The rest of the lesson went pretty well, I mean, nothing I did looked remotely graceful and at one point our instructor said, “Everyone’s doing very well,” followed by “Mary is your foot stuck in your hoop?” Yes, yes it was! But I was able to get back in the hoop time and time again without further instruction. I needed a lot of instruction on how to do different moves. “Mary move your left leg, no, the other leg, now bend it, okay, that is not a bend, it’s just in the same spot.” But it felt like a victory. A small victory. Like winning McDonald’s Monopoly, but still a victory. 

I would be lying if I did not admit; I was relieved when the lesson was over. My arms were sore, my legs were sore and also my vagina was sore. I thought my feminist statement of refusing to shave would create at least a little bit of padding but no. I thanked Dahlia and then excitedly wobbled to my bag, ready to put a jumper on and go home to watch television and perhaps eat some left over Thai that was on the cusp of being in my fridge so long, it might poison me.

Maddie and I got changed together. We laughed about our various mistakes in class, and as I was waiting for my uber-pool with Maddie, it struck me how nice it was to have an activity to do with a friend. I had not done this since my days of being a lazy Goal Keeper in netball. My netball career consisted of me just sauntering around a court, chatting to the goalie and wearing a bib.

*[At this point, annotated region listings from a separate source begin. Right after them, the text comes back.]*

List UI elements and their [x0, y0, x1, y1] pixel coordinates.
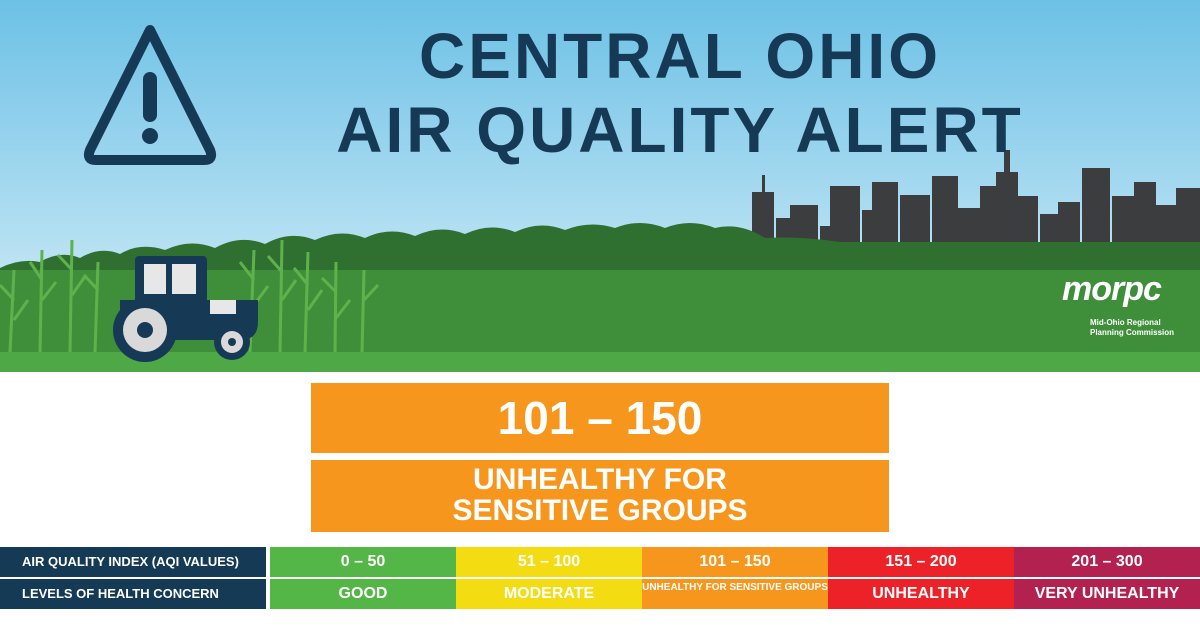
current-aqi-range: 101 – 150 — [311, 383, 889, 453]
title-line-2: AIR QUALITY ALERT — [336, 94, 1024, 166]
concern-very-unhealthy: VERY UNHEALTHY — [1014, 579, 1200, 609]
concern-good: GOOD — [270, 579, 456, 609]
health-concern-row: LEVELS OF HEALTH CONCERN GOOD MODERATE U… — [0, 579, 1200, 609]
logo-subtitle: Mid-Ohio Regional Planning Commission — [1090, 318, 1200, 338]
aqi-values-row: AIR QUALITY INDEX (AQI VALUES) 0 – 50 51… — [0, 547, 1200, 577]
category-line-1: UNHEALTHY FOR — [473, 463, 727, 496]
current-aqi-category: UNHEALTHY FOR SENSITIVE GROUPS — [311, 460, 889, 532]
health-concern-label: LEVELS OF HEALTH CONCERN — [0, 579, 266, 609]
tractor-illustration — [113, 256, 258, 362]
concern-unhealthy: UNHEALTHY — [828, 579, 1014, 609]
morpc-logo: morpc Mid-Ohio Regional Planning Commiss… — [1062, 272, 1200, 338]
aqi-range-good: 0 – 50 — [270, 547, 456, 577]
concern-moderate: MODERATE — [456, 579, 642, 609]
warning-triangle-icon — [83, 25, 217, 165]
aqi-scale-table: AIR QUALITY INDEX (AQI VALUES) 0 – 50 51… — [0, 547, 1200, 609]
aqi-range-usg: 101 – 150 — [642, 547, 828, 577]
aqi-values-label: AIR QUALITY INDEX (AQI VALUES) — [0, 547, 266, 577]
logo-subtitle-line-2: Planning Commission — [1090, 328, 1175, 337]
aqi-range-very-unhealthy: 201 – 300 — [1014, 547, 1200, 577]
logo-subtitle-line-1: Mid-Ohio Regional — [1090, 318, 1161, 327]
header-banner: CENTRAL OHIO AIR QUALITY ALERT morpc Mid… — [0, 0, 1200, 372]
concern-usg: UNHEALTHY FOR SENSITIVE GROUPS — [642, 579, 828, 609]
aqi-range-unhealthy: 151 – 200 — [828, 547, 1014, 577]
logo-wordmark: morpc — [1062, 270, 1162, 308]
category-line-2: SENSITIVE GROUPS — [452, 494, 748, 527]
aqi-range-moderate: 51 – 100 — [456, 547, 642, 577]
tree-line — [0, 223, 1200, 280]
landscape-illustration — [0, 0, 1200, 372]
title-line-1: CENTRAL OHIO — [419, 20, 941, 92]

"I realised that although my body was sore and sometimes Lyra was really hard and made me feel out of my comfort zone, because basically anything where I can’t also drink a cup of tea while doing it, is out of my comfort zone that I was still looking forward to next week." 

Not just because I would like to get better at Lyra, and I would, purely because I feel it’s the kinda fun fact that would be great for a Tinder profile, but also because it’s something I get to share with my friend Maddie. It’s not very often as adults that we get to go and do something fun that does not involve alcohol.

I’m not going to pretend. I am still a giant sloth. I still like to text my Mum from my bedroom when I’m home to ask her what time dinner is. But as the girl least likely to be picked for a sport’s team, it’s fun to challenge my body physically, in ways it has never been challenged before, and in an accepting and welcome environment. But having a friend to do Lyra with has also made a big difference. Maddie makes me brave enough to continue, she is swinging and hanging off hoops with me. Making mistakes, watching me fall down and her fringe is still perfect. She laughs with me, not at me, and we are having fun.